C’est sur Sens critique – un site qui réunit plusieurs dizaines de milliers de lecteurs – qu’a été publié sous la signature d’Antrustion , ce bien intéressant avis sur livre de Guillaume Travers, Pourquoi tant d’inégalités ? récemment paru à la « Nouvelle librairie » de François Bousquet. Ce livre est lui-même comme une réponse aux analyses de Thomas Piketty (Photo ci-dessus) sur la question redevenue brûlante des inégalités. La réflexion d’Antrustion sur ce même sujet est intéressante en soi-même et il se trouve que nous en partageons largement le fond. Cet auteur a accepté avec plaisir u’elle soit éventuellement publiée sur un site maurrassien. C’est chose faite au bénéfice des lecteurs de Je Suis Français. et nous l’en remercions.
Un petit opuscule (une cinquantaine de pages) brillant qui, en répondant aux contresens historiques de l’économiste Thomas Piketty, tente de reposer le problème des inégalités économiques sur des bases neuves et plus assurées.
La notion d’inégalité, rappelle Guillaume Travers, est une notion moderne : là réside le fond du problème.

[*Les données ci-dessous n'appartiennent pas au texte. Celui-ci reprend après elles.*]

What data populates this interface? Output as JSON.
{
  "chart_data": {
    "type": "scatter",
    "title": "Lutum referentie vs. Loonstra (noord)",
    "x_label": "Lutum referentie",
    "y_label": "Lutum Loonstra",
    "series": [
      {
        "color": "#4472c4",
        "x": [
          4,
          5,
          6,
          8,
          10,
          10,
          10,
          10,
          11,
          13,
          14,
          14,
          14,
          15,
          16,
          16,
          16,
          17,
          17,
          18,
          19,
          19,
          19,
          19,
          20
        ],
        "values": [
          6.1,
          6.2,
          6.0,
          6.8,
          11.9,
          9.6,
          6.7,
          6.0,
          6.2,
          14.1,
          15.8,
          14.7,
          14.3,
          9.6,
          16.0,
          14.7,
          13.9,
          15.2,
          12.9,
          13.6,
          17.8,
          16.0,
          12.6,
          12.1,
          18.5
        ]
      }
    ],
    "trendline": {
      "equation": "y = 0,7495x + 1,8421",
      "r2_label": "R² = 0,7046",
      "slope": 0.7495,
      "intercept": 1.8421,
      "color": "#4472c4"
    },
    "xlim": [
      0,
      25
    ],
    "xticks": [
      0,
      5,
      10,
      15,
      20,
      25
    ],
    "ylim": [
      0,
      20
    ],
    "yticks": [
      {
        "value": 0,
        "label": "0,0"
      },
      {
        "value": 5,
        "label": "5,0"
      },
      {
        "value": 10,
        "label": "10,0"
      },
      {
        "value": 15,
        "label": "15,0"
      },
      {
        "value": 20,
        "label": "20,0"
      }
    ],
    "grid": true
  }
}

Les « inégalités » sont des distinctions quantitatives qui s’opposent aux « différences », qui sont avant tout qualitatives. « Si notre époque insiste considérablement sur la question des inégalités (monétaires), c’est parce que les différences (de fonction ou de statut, donc non monétaires) ont presque complètement disparu. » Dans une société organique traditionnelle, l’intérêt de la communauté prime sur celui des individus, qui sont hiérarchisés selon des différences de statut. « Nul n’est exclu : chacun a un statut protégé au sein de la hiérarchie sociale. » A contrario, dans une société moderne, le désir d’égalité et d’universalité conduit à vouloir supprimer les distinctions de statut : c’est le sens profond de l’abolition des privilèges du 4 août 1789. Mais, en conséquence, ce qui distingue les individus n’est plus mesurable que par des données quantitatives : les individus ne sont réduits qu’à des agents économiques motivés par leurs intérêts égoïstes et dont le marché devient le principal médiateur des liens sociaux. C’est paradoxalement l’égalitarisme libéral qui est à l’origine des inégalités et de l’exclusion.

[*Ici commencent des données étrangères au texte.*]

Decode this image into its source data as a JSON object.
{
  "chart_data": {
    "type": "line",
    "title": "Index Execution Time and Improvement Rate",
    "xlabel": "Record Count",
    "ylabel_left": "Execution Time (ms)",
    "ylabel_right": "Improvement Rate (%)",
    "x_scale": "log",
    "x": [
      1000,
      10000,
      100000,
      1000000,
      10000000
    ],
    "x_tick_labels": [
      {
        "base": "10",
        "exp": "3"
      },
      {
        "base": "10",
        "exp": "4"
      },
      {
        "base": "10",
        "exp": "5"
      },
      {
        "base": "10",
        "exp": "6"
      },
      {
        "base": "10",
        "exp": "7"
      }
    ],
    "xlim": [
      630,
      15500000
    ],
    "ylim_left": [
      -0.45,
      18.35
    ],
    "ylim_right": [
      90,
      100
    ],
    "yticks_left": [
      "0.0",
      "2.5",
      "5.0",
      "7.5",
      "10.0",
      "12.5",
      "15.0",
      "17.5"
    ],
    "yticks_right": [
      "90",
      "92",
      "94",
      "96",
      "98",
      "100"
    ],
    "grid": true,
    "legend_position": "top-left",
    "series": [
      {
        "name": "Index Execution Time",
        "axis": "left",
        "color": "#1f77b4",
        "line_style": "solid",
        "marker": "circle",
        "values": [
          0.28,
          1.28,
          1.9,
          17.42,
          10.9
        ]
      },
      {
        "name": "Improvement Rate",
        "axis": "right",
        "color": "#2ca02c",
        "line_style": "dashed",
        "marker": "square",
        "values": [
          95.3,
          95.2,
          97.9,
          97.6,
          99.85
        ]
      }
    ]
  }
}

Thomas Piketty commet une erreur historique fondamentale lorsqu’il perçoit la société d’ordres d’Ancien Régime comme « un schéma de justification de l’inégalité. » L’inégalité ni l’égalité ne sont le problème de telles sociétés ; l’organisation trifonctionnelle a au contraire pour but d’ordonner et de hiérarchiser le corps social de façon organique (chaque ordre est dépendant des deux autres) en tâchant de contenir l’importance des seuls intérêts économiques : le but poursuivi par une telle société est le bien commun, ce qui constitue encore un objectif qualitatif là où l’aspiration à l’enrichissement, dans les sociétés modernes, est quantitatif.

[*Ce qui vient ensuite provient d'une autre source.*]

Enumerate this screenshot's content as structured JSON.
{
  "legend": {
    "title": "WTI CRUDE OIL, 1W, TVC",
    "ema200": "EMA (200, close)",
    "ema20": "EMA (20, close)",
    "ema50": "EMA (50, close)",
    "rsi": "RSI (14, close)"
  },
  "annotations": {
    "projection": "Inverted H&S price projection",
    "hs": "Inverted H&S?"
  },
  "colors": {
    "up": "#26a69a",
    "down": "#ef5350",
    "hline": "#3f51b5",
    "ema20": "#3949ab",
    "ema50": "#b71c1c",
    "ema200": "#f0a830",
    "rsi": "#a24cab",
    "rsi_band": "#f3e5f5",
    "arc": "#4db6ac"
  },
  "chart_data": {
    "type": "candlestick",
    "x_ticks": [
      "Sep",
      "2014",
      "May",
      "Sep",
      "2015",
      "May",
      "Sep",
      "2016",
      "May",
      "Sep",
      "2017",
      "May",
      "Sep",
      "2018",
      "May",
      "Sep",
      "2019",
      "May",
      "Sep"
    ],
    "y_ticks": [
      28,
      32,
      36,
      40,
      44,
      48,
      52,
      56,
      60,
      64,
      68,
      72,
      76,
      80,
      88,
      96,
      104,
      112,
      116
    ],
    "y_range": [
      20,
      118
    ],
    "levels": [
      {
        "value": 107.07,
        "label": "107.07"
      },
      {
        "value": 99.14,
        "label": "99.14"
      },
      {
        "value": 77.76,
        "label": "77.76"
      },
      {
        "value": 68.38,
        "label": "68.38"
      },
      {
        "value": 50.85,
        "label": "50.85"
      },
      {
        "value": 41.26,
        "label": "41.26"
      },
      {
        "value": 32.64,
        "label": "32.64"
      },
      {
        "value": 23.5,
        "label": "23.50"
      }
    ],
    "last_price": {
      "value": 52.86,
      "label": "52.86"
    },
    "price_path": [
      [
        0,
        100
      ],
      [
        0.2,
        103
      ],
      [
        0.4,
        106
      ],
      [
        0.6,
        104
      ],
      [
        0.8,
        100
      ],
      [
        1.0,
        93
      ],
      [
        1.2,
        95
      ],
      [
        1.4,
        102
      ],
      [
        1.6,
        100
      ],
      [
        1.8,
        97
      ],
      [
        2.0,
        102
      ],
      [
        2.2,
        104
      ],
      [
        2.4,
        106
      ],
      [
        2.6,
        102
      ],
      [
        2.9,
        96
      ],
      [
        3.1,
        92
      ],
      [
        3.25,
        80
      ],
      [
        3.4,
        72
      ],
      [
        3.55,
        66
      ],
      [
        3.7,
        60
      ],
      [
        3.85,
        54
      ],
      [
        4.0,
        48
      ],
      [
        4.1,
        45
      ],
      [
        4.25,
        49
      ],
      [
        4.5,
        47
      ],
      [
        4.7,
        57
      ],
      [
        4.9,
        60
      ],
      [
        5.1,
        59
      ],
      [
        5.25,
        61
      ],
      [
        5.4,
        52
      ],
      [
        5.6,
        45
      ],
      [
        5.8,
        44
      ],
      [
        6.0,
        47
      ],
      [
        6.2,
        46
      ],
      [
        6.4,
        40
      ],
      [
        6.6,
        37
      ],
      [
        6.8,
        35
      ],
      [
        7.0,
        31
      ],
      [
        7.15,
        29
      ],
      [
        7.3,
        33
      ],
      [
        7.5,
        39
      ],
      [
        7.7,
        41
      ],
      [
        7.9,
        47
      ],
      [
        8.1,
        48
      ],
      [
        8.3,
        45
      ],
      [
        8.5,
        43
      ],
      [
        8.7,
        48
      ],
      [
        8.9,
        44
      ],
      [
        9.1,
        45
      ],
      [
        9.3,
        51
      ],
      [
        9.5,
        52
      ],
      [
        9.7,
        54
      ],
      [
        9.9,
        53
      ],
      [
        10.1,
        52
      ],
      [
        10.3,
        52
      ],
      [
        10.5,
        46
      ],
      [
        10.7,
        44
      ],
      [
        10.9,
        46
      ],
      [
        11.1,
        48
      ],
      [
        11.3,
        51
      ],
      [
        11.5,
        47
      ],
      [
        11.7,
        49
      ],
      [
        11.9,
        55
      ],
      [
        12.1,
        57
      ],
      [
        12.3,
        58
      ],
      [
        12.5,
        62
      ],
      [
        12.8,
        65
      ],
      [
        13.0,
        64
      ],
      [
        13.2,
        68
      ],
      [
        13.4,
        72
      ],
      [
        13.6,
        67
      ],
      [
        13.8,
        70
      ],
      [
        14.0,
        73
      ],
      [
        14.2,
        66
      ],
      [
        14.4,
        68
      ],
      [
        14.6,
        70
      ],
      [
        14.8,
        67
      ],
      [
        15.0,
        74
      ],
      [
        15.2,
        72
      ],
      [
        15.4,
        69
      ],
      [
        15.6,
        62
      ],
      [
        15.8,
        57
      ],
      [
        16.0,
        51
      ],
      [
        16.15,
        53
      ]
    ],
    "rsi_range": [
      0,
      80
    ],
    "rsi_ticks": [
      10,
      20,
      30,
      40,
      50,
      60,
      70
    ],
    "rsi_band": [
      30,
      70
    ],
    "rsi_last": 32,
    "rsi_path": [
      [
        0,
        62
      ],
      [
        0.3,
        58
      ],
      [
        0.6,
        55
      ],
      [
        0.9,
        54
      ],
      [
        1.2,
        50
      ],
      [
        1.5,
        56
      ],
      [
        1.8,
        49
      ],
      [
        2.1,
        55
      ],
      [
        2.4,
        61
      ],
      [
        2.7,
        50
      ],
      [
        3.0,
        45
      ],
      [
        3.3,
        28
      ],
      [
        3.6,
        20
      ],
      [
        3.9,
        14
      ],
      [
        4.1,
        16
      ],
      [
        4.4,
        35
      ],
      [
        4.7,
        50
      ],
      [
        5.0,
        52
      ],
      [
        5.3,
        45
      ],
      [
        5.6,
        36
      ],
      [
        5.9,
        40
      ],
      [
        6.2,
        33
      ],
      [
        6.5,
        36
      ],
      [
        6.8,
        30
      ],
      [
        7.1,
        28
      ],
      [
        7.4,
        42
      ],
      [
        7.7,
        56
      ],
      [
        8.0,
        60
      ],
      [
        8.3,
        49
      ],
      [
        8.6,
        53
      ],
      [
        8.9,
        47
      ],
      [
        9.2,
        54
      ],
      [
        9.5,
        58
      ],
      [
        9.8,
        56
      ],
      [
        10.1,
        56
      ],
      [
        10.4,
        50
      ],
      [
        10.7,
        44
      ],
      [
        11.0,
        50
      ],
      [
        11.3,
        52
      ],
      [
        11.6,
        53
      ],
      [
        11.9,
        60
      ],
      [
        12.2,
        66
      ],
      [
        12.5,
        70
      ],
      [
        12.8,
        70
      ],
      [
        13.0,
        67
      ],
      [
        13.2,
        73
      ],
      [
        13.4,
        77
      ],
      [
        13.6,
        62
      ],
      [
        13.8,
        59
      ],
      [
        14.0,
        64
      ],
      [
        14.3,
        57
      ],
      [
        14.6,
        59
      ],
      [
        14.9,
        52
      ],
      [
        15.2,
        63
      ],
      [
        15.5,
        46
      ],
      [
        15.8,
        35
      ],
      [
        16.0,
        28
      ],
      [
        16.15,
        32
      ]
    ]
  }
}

Aussi, l’essor de l’idéologie de la propriété privée n’est-elle pas la cause des inégalités à l’époque moderne ; il s’agit plutôt de la conséquence d’une redéfinition anthropologique plus profonde : l’anthropologie moderne est une anthropologie individualiste qui souhaite l’avènement d’un individu abstrait et auto-suffisant, c’est-à-dire déraciné de tout sentiment d’appartenance collective. En conséquence, on souhaite ne réduire la société qu’à un agrégats d’individus mus uniquement par leurs intérêts égoïstes, c’est-à-dire par rien d’autres qu’eux-mêmes. C’est cet idéal qui a motivé en premier lieu les réformes économiques de la Révolution française, notamment la suppression des corporations (loi Le Chapelier de 1792) ; c’est encore au nom de cette vision de l’homme, politiquement fondée sur l’idée de la volonté générale en France, que les syndicats seront longtemps restés interdits.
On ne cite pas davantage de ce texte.